The anonymous forum provided by our blog comment section allows someone like Hattip to make wild assertions without evidence or logic, though s/he certainly understands how to employ ad hominem attacks. Interestingly, that’s almost exactly the same sort of argument style employed in many of the 1928 Comintern documents.
I’m trying to imagine why Hattip thinks the Obama administration has weakened America. The US now spends more on defense as a portion of GDP than it did under Bush 2008. Rapidly escalating annual deficits from 2001-2009 have leveled off. America’s image in the world has climbed back to respectable levels. A costly and largely pointless war in Iraq is over. A financial system (plus auto manufacturing sector, etc.) teetering on collapse has been saved…

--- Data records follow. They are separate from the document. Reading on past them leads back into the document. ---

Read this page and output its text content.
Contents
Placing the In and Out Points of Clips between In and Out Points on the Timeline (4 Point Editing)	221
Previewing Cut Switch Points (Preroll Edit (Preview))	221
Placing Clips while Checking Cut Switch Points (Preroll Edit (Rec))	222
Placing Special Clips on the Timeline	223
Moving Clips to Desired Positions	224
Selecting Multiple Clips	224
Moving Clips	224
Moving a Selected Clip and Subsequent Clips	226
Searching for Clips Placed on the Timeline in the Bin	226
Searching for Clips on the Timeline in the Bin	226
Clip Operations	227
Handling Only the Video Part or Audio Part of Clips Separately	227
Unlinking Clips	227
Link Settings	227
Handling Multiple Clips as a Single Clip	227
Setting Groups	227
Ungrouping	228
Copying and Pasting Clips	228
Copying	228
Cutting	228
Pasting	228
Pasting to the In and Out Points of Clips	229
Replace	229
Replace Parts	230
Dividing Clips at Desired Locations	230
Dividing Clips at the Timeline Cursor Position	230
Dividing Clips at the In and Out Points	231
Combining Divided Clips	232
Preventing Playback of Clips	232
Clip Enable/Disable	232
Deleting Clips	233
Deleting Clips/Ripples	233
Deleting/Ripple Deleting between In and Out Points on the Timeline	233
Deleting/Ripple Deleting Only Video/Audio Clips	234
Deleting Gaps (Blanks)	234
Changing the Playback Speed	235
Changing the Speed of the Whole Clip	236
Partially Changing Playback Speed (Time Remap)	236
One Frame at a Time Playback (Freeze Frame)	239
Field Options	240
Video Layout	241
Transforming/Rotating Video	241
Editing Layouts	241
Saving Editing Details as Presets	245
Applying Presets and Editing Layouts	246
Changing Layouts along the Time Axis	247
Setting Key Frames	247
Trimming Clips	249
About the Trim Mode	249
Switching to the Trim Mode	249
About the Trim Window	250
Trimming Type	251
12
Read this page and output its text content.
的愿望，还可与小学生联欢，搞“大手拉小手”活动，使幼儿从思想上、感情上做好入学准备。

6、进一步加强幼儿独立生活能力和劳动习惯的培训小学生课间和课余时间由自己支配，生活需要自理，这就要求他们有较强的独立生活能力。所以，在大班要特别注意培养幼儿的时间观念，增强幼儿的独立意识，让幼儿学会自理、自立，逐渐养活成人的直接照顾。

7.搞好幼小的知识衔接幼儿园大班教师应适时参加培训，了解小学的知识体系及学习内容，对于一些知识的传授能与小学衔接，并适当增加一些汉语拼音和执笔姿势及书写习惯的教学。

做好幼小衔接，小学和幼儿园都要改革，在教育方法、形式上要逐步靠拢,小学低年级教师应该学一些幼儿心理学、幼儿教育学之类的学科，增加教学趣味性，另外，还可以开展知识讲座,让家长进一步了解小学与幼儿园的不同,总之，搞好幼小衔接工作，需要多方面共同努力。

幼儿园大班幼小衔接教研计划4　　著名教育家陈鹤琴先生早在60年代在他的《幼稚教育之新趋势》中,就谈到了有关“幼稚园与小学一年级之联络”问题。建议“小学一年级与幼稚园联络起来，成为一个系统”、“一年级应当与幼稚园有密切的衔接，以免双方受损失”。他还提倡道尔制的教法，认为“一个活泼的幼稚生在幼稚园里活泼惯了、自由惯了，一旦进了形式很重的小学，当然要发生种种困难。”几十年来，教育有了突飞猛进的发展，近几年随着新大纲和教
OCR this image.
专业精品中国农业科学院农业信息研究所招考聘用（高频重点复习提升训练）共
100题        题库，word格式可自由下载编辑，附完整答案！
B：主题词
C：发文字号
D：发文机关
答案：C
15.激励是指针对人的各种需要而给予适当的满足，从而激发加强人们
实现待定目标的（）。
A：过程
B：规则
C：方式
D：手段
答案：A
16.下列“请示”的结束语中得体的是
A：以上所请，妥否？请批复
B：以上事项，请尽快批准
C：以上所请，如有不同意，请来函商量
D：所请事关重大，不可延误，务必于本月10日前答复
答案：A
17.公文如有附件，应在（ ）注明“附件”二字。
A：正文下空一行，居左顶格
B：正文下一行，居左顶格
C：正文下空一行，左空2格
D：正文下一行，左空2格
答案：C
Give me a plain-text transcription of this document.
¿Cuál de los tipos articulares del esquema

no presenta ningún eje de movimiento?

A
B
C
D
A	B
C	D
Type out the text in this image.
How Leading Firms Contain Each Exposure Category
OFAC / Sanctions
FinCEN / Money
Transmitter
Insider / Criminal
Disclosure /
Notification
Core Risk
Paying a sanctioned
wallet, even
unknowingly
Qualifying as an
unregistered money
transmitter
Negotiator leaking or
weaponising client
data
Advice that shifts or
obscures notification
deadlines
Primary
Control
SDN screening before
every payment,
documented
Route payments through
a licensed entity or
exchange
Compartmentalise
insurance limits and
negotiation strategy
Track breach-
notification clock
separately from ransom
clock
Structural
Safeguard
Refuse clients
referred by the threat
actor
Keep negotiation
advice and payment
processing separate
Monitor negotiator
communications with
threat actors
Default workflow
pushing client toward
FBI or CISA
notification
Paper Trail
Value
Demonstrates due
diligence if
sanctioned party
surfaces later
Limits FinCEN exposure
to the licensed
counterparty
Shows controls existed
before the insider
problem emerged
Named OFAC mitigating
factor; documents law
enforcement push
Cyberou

Great post Ben. I wonder if the strategy is predicated on difficult to support assumptions in addition to those you highlight. One is the extent of information penetration, particularly in the places the US really needs to cultivate like China and Russia. Your point about information not being politically neutral is spot on.
Cool stuff.
1) On diplomatic structures. These (at least, it seems that way for the US) almost always have some level of flexibility. It’s perhaps more interesting to think less about new structures and more about new conceptualizations of what diplomatic work actually involves (and who it involves; the NZ and Pascal/Clark examples are good ones!). In that practical perspective, I think we can envision a wide array of possibilities to create and engage these publics.
2) On the ‘levels are flat’ point and the surprise it generated. Yes agreed it is surprising. But certainly explainable given the association she makes to equality of people. In practice, aren’t there doubts that diplomats also think of publics as ‘flat’?
2.1) Maybe the ‘influencers’ (if we restrict this notion to actual entities) are not the focus. But even in a flat system, diplomats have to decide what they are going to do. Seems to be that particular notions still resonate and are legitimate (the NZ example of talking about rugby; what’s a locally interesting issue?). These notions are linked to particular audiences, identities, etc. Not sure the system is usefully described as ‘flat’ given that particular language (and thus particular groups who are involved with this language) are selected anayway. Again I get why she may have characterized it in this way.
3) Reducing a set of literature interested in how legitimacy is produced to ‘marketing’ is selling it awfully short. This is definitely an active research area that should not simply be boiled down to ‘marketing’.
4) On information being neutral. Agree on the general point. To me, though, far more interesting that Slaughter gets up there and says “we were just tweeting information,” as if that were a perfectly legitimate statement to make. Suggests that new diplomatic practice emerging (and possibly emulate-able). Analogous historical instance of “just tweeting information”? Hmm… interesting to think about.
5) To the second problem identified (multiplicity of entities also shaping the system). Agreed–and there are historical analogies for this as well. Different diplomatic vocabularies and practices colliding and then being mediated. Briand’s overture in the NYT in 1927 for renouncing war was essentially ignored by the State Department… until Claudel delivers the note properly in Washington.